The leather thong attached itself to a nail, or a clip of some kind that had been stuck through an eye screwed into the floor. A rude latch, but one that would work if the unfortunate soul stuck in the hole under the door was too crazy -mad with pain and fear, or if he was just plain dead. J.D. Dunne, though, did not count as either, and he could hear the metal of the clip grate against the metal of the eyelet. Finally, the clip slid all the way out, the star slid free of the leather and J.D. pulled it down to him, kissing its smooth silver surface gratefully.
"Hey, Ez, we're almost outta here!" J.D. whispered to his friend as he tried to climb off Ezra's chest and get himself into a crouch. His left shoulder and arm shrieked in fury at being so abused, but the pain faded to a meaningless humming in the face of his near -freedom.
"Mother, please don't leave me again... I hate Mr. Wintergreen..," Ezra murmured pitifully. "Daisy says he almost killed a servant girl last week for dropping a couple dishes on the floor."
"Daisy exaggerates unashamedly, Ezra." His mother glared down at him, unmoved by her son's plea for respite. "I've informed you time and time again, Mr. Wintergreen has need of a nephew for the next little while, and he will reward the both of us quite handsomely for your participation in his plans. And at any rate, there is quite a large difference between a servant and a nephew, however a man may come by either of them."

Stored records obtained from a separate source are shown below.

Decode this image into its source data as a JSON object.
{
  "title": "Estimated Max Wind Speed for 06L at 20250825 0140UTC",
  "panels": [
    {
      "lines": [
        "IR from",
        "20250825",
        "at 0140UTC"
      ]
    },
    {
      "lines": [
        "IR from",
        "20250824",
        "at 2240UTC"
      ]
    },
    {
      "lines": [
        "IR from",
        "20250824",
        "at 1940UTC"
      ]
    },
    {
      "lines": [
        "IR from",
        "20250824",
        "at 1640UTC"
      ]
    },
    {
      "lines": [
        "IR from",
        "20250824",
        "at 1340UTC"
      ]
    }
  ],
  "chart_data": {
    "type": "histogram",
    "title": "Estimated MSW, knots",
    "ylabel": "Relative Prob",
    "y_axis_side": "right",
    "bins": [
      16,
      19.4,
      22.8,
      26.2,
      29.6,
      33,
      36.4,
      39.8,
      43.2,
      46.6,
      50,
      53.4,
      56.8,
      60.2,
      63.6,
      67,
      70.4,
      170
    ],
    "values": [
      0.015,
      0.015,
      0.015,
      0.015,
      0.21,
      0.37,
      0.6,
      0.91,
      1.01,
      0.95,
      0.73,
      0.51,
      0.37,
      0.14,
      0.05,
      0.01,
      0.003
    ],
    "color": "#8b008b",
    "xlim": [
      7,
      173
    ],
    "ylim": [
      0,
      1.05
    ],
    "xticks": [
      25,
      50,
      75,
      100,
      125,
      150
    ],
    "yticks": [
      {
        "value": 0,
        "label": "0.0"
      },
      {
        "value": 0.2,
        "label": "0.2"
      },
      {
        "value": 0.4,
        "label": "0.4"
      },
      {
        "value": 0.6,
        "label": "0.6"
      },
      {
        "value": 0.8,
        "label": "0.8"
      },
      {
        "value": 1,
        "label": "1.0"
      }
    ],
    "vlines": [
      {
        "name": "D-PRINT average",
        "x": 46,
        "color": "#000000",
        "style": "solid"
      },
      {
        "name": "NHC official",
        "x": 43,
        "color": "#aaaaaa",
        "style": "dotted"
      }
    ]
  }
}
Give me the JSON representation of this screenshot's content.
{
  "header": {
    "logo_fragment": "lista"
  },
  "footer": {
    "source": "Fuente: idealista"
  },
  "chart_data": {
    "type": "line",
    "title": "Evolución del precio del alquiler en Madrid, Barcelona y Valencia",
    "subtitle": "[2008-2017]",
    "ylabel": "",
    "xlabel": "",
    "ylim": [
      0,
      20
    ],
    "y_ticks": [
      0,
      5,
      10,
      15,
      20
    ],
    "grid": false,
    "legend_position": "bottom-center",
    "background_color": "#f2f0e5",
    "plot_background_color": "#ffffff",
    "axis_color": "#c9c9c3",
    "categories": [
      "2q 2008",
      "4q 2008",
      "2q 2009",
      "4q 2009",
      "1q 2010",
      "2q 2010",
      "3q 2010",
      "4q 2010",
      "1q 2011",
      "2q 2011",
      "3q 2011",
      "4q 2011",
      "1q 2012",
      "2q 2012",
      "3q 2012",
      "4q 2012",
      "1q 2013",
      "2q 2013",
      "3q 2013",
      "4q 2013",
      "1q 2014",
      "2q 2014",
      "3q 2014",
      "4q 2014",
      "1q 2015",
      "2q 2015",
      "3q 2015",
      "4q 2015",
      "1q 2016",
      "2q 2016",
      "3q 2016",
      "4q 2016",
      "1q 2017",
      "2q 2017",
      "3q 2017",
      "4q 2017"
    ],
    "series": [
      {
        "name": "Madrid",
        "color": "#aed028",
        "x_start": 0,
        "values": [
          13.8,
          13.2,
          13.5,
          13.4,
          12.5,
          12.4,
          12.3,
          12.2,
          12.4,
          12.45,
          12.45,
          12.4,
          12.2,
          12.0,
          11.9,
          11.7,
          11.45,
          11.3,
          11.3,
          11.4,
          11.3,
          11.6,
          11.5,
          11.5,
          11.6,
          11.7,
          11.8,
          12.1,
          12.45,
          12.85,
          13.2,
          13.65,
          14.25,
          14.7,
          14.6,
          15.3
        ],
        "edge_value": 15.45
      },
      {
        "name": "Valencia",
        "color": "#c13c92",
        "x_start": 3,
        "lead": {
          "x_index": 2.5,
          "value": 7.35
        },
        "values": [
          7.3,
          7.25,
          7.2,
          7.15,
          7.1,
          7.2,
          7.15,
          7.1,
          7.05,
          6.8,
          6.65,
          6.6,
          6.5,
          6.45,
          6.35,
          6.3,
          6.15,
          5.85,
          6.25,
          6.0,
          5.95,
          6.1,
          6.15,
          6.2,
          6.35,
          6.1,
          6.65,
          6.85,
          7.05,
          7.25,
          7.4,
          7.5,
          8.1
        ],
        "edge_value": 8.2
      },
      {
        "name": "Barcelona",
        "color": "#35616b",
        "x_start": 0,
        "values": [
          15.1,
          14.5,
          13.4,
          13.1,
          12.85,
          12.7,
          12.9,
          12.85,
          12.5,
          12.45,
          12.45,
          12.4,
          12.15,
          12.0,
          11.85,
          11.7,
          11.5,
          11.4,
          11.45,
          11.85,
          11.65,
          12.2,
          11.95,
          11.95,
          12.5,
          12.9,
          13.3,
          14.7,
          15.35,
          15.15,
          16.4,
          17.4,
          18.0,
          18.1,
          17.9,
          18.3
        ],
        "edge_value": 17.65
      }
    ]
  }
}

"But, Mother..." Ezra hated contradicting her, but the thought of going to Mr. Wintergreen's terrified him to the very core of his bones. Daisy had told him all sorts of stories about the man, and Ezra remembered the soul -chilling exhortations of the man they called Father Spelling, a preacher he and Mother had seen once at a revival in Montgomery. He remembered the awful burning of the man's green eyes as he stared right through Ezra and read all the little boy's sins as if he read a book.
"You know what waits for you, if you don't repent, young man?" demanded Father Spelling.

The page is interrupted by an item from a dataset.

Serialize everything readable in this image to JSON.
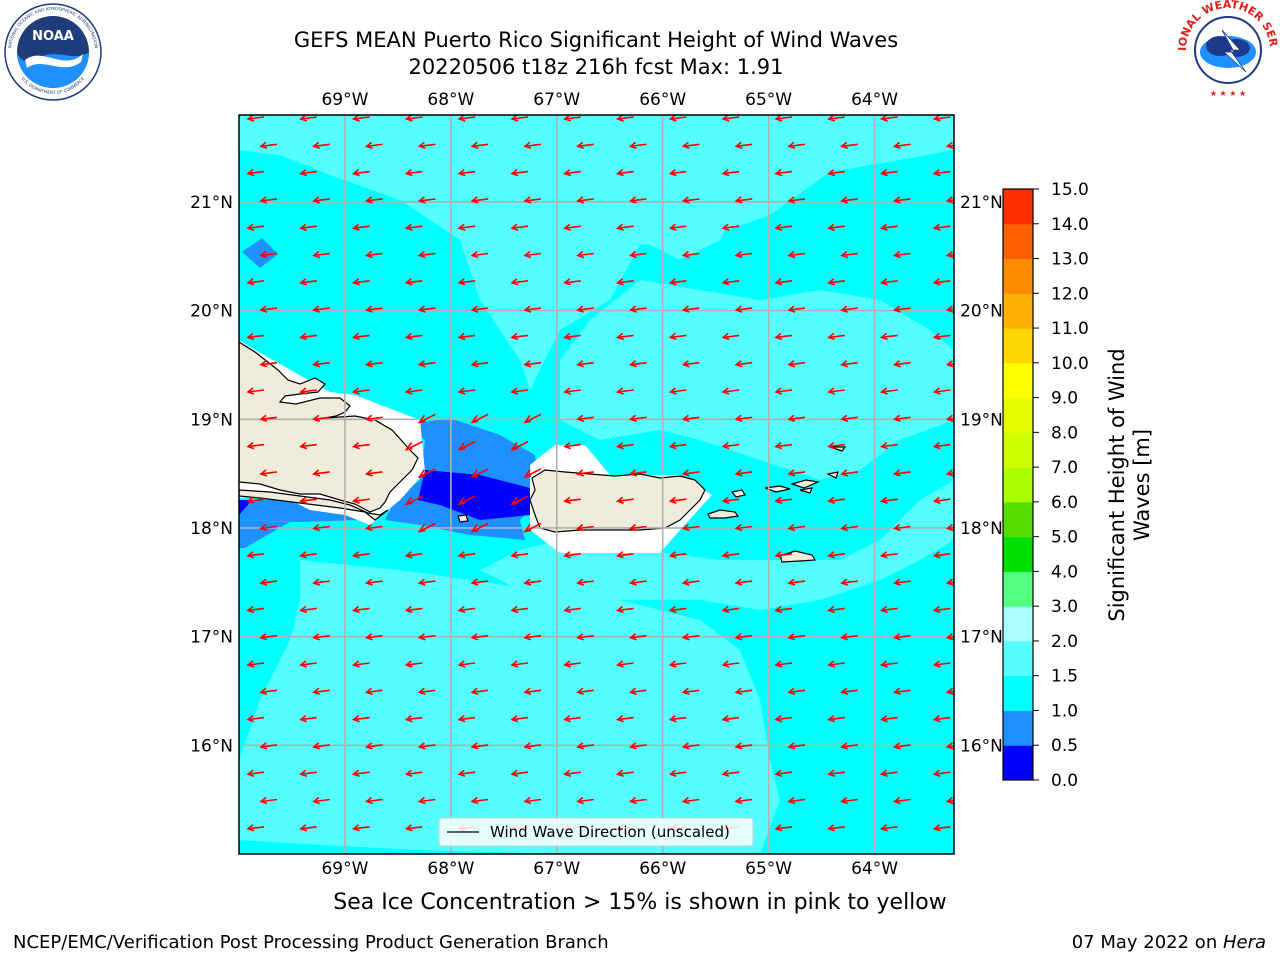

Ezra nodded vigorously. "I do, sir," he said softly, wanting to be far away from the man and his eyes. He edged toward the door and the anteroom, where his mother waited, but the preacher had not finished with him yet.
"Hellfire and damnation, young man," Father Spelling hissed, clawed hand shooting out to sieze Ezra by the jacket sleeve. Ezra froze in the man's grasp, helpless to struggle or run away, held by the magnetism of those eyes. "Demons with hooks and catchpoles to drag you up from the tar in the Eighth Circle and drop you back into it again. It burns, that tar."
"Oh, Richard, do stop frightening the child," his mother said from behind them. Ezra thought his heart would stop - all his breath rushed from him in one huge sigh of relief.
"I'm sorry, Maude," Father Spelling - Richard? - apologized. "How was the haul this time?"
"Well, Richard, we've enough to see us safely to Paris." His mother's laughter resounded, silvery and hollow, throughout the room. Ezra, trapped between the two adults, watched helplessly.